Alternatives on offer
However, the flexible annuity, and the similar product launched by Equitable Life (remember them!) called the ‘managed annuity’, had provoked interest among advisers and prospective clients who were ‘annuity-averse’. So much so, the government took an interest. Along with a colleague, I was summoned to a meeting at Number 10 to meet with prime minister John Major’s special advisers.
Subsequent meetings at the Treasury foreshadowed the launch of income drawdown in 1995, and Winterthur Life was one of the first companies to offer a drawdown product. The rest, as they say, is history.
Income drawdown in various incarnations, and subject to varying tax and regulatory regimes, became a genuine alternative to annuity purchase for growing numbers over the next two decades. This was despite considerable resistance from Treasury officials, who for many years held entrenched views about the benefits of annuity purchase.
In 2010, in response to Treasury proposals for the introduction of flexible drawdown and changes to the capped drawdown regime, I estimated there were around 300,000 users of drawdown, and new drawdown cases in that year were likely to exceed 40,000.
Compare that with the post pension freedoms world. In three years from April 2015, the total of funds withdrawn using pension freedoms was £17.5 billion, according to HMRC data. More than 220,000 individuals took advantage of the new freedoms in the first quarter of 2018 alone. Pension freedoms have been a game changer.
Encouragingly, in its recent report on pension freedoms, the parliamentary work and pensions committee found ‘there is little evidence that people are being reckless with their savings. If anything, they are being overly conservative’.
It recommended ‘the government takes forward the Financial Conduct Authority’s (FCA) proposals to introduce default decumulation pathways. Any provider offering drawdown would be required by FCA rules to offer a default solution that targets their core customer group’.
The Pensions Regulator and the FCA have acknowledged concerns about consumers who enter drawdown without advice in their joint report published earlier this year. A recent AKG report, ‘Pension Freedoms 2018’, found the biggest cause for concern among consumers was the risk of running out of money in retirement.
There has been much academic work undertaken on safe withdrawal rates. For many years I have been a strong advocate of stochastic modelling techniques in this area. I believe managing drawdown successfully is about managing risk effectively.
I recently came across an excellent article on this subject, ‘The "Future" of Retirement Planning’, on The Retirement Café website. It looks at how stochastic modelling can help with the management of the four key risks of retirement planning: current wealth, future income, future expenses and expected longevity.

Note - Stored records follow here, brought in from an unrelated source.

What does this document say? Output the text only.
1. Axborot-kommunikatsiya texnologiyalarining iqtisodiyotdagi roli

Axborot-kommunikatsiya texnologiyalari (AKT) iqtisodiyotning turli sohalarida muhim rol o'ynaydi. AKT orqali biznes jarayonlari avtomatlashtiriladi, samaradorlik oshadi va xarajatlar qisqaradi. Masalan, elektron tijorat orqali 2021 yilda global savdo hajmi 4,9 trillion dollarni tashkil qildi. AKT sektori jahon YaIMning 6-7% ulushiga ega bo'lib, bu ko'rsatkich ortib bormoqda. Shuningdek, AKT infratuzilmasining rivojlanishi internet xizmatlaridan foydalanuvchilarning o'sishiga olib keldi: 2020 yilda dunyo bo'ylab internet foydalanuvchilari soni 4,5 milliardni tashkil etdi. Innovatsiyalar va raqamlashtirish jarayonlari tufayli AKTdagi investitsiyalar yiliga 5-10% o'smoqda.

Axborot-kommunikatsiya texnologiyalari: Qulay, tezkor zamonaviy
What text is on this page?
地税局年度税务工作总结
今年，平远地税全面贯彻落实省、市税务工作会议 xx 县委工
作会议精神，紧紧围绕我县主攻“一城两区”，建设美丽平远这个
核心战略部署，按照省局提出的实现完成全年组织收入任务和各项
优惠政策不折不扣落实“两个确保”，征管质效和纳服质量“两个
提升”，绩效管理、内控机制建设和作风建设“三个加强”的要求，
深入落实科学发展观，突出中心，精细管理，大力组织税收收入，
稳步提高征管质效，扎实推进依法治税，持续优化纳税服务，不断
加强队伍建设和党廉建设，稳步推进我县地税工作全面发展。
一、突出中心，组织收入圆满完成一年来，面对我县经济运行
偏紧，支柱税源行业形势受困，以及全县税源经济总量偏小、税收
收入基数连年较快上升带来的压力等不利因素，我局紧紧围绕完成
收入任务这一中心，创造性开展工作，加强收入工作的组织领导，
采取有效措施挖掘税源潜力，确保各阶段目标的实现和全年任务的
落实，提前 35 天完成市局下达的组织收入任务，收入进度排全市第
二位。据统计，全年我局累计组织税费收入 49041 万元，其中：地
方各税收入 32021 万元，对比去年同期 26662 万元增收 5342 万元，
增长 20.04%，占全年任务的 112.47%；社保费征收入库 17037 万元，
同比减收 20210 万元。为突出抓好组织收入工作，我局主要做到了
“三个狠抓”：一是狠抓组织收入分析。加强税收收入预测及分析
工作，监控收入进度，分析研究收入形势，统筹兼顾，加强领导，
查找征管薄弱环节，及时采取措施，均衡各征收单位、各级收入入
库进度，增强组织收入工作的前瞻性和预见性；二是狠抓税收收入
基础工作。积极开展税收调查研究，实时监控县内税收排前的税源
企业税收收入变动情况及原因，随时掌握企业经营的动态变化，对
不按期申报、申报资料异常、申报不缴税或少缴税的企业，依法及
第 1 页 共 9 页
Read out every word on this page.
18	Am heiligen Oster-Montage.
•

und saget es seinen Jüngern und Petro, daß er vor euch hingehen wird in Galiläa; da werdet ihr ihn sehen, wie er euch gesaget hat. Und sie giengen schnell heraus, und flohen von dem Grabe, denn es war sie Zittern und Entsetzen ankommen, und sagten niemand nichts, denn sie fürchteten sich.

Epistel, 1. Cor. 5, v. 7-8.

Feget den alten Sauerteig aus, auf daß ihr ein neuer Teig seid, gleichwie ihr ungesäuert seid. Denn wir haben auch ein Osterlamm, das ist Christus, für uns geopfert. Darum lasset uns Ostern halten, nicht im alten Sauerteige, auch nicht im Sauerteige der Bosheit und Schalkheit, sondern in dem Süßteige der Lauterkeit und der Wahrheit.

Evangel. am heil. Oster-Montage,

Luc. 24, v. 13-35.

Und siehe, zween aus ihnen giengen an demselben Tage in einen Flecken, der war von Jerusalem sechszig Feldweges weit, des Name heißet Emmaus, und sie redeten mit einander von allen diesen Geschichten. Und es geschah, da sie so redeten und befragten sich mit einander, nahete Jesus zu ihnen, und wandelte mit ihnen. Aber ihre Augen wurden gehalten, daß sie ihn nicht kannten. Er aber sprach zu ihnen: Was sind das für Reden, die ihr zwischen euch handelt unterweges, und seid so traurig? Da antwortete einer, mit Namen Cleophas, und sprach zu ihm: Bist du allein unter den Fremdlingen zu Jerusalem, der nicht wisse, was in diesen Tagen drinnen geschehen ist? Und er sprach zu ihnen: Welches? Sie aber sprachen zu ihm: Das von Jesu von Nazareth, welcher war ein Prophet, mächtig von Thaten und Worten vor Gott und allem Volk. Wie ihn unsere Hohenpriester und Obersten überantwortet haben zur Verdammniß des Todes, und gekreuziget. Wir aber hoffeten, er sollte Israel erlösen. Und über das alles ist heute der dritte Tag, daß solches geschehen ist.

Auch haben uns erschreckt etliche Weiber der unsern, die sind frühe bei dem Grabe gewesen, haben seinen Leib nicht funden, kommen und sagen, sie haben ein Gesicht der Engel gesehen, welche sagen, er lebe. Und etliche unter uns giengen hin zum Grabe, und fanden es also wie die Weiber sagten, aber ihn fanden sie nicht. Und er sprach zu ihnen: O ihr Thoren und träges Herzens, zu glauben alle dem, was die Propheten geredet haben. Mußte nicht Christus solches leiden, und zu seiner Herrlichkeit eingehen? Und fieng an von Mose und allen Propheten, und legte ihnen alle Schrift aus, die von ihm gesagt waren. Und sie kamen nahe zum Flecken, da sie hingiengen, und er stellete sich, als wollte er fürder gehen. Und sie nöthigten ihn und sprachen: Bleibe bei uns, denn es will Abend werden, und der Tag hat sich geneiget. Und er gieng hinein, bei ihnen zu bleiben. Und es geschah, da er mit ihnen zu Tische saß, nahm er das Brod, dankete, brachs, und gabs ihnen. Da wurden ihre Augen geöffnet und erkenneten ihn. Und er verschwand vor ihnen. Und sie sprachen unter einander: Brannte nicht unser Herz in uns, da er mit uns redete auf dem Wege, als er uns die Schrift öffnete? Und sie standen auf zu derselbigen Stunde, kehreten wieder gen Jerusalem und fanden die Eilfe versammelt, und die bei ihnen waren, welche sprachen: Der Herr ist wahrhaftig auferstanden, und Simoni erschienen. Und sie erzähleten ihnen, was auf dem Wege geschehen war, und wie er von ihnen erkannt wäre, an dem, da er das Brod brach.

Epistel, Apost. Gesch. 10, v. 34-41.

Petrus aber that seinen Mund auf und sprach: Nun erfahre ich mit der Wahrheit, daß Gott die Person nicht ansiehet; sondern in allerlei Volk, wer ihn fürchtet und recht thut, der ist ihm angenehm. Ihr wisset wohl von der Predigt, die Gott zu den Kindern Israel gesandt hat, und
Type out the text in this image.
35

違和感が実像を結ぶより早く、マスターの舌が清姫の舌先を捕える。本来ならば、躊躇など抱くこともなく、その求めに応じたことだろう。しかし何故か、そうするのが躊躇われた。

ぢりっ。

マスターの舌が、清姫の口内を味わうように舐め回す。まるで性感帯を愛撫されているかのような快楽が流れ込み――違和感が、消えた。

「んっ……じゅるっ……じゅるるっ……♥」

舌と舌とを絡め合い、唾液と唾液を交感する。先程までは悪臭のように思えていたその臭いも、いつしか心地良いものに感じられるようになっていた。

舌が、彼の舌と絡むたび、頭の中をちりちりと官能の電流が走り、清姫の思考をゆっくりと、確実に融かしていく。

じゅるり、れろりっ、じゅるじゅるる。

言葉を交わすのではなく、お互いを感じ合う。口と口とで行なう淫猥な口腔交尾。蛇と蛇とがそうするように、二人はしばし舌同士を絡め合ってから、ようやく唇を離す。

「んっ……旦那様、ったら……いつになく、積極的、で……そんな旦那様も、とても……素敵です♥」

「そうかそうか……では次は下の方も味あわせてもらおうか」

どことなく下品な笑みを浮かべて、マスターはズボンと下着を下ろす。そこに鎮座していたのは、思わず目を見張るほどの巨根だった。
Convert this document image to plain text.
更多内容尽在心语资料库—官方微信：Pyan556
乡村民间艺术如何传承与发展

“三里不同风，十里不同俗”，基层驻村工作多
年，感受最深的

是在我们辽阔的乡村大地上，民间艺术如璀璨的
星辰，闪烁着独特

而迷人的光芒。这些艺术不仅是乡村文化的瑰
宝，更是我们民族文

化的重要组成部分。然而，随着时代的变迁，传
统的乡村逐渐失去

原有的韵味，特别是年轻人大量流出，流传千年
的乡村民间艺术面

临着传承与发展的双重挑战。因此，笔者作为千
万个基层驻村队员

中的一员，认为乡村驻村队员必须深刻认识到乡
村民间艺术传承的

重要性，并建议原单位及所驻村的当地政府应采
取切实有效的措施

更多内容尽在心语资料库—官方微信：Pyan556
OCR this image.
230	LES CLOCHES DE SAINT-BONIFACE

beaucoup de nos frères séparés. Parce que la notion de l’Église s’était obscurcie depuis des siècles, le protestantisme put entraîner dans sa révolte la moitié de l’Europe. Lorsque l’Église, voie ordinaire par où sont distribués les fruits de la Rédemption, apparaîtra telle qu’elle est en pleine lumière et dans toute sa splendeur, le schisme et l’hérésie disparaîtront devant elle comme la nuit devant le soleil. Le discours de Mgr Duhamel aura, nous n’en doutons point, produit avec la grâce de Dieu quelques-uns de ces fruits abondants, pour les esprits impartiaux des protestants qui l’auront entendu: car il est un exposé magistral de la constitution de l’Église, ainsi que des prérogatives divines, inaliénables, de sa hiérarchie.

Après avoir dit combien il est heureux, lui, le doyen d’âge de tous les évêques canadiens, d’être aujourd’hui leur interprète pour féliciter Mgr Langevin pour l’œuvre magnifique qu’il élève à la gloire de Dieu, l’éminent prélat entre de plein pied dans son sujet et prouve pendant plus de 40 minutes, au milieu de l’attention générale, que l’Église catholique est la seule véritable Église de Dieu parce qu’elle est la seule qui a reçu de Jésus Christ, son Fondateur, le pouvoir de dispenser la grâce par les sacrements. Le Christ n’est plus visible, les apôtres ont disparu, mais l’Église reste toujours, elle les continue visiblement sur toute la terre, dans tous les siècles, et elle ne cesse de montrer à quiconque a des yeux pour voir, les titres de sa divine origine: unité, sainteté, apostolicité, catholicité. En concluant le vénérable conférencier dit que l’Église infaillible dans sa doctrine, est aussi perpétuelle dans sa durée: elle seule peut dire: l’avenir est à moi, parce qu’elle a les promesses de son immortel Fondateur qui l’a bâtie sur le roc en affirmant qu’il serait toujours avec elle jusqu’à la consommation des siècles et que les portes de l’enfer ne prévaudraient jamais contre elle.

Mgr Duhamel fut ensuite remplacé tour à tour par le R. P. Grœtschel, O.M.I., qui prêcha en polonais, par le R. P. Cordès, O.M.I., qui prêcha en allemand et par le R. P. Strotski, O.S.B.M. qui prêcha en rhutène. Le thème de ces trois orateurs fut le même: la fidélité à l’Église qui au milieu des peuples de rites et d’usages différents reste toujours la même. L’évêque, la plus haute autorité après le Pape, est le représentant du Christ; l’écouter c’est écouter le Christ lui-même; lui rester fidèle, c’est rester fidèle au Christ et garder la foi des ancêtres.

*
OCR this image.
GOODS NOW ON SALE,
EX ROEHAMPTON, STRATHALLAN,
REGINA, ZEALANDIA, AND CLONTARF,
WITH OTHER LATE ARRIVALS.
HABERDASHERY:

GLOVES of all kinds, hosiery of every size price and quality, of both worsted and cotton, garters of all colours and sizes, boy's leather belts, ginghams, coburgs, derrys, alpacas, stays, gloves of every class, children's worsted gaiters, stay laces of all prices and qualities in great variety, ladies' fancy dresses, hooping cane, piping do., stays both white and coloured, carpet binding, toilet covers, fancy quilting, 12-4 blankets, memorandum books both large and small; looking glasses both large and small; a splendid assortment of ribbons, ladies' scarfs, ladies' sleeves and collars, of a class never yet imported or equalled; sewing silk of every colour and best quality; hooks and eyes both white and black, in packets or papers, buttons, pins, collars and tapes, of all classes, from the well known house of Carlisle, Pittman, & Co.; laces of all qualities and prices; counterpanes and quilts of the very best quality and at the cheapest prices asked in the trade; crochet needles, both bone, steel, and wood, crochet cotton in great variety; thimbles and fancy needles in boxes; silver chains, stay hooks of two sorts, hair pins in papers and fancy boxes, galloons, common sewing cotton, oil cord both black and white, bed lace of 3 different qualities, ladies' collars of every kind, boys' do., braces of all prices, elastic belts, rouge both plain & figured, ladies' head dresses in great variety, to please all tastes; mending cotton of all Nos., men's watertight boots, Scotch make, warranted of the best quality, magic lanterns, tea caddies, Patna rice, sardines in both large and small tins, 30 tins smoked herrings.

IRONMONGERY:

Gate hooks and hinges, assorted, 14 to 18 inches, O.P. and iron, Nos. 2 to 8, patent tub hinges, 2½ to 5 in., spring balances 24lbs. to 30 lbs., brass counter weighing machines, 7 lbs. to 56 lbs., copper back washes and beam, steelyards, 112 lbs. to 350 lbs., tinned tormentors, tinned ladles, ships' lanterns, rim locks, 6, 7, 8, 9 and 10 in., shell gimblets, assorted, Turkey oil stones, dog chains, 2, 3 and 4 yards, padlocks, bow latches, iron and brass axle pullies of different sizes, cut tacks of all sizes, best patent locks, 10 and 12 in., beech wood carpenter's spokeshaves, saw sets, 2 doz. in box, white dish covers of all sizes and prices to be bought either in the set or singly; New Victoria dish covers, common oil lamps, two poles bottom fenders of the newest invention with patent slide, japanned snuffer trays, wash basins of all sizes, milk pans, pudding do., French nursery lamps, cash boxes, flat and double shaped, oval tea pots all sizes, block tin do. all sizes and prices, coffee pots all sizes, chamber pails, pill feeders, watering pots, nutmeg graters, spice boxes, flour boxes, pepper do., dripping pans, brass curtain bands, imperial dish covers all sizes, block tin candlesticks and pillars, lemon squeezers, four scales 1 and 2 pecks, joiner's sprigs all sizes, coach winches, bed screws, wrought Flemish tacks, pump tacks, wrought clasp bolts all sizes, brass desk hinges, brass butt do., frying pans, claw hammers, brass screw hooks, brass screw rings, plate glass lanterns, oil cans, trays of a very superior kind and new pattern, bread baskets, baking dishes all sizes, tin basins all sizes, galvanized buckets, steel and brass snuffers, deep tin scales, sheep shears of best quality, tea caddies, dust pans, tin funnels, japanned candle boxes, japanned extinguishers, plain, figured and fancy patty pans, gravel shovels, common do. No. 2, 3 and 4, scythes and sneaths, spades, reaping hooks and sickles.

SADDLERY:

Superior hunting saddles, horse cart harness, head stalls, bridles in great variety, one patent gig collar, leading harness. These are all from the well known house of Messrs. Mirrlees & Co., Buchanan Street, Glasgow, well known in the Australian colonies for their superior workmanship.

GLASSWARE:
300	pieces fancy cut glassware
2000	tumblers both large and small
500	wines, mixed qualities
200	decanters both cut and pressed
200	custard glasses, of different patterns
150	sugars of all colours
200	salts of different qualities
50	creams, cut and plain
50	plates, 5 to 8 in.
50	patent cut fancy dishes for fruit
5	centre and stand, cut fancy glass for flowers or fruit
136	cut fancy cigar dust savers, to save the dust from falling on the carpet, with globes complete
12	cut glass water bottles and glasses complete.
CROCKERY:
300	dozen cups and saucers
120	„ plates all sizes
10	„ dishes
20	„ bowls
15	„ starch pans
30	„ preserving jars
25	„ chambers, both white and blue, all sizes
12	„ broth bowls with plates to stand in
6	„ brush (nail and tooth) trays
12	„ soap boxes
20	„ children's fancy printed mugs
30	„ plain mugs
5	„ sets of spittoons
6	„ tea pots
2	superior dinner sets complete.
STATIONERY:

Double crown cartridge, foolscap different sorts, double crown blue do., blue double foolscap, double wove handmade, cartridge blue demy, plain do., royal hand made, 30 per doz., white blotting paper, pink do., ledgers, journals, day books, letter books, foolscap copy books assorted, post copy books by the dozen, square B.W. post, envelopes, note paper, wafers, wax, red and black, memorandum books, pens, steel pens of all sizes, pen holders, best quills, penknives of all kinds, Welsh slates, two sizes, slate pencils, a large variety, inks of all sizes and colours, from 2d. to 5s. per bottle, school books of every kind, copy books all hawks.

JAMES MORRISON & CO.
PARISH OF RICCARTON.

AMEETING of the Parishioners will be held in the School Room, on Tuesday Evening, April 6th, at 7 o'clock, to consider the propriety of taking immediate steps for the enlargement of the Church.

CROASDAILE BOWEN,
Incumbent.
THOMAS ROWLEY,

Only current wealth is fairly certain, and ‘the primary determinant of retirement cost is longevity’. I urge advisers interested in this area to read this and related articles on the website.
Income drawdown has come a long way. But there is still work to be done. The prize is huge: my own estimates suggest there is around £200 billion of funds in Sipps alone that have yet to be vested.
My hope is the government resists making further significant changes to this new regime, which has truly transformed retirement outcomes for many investors.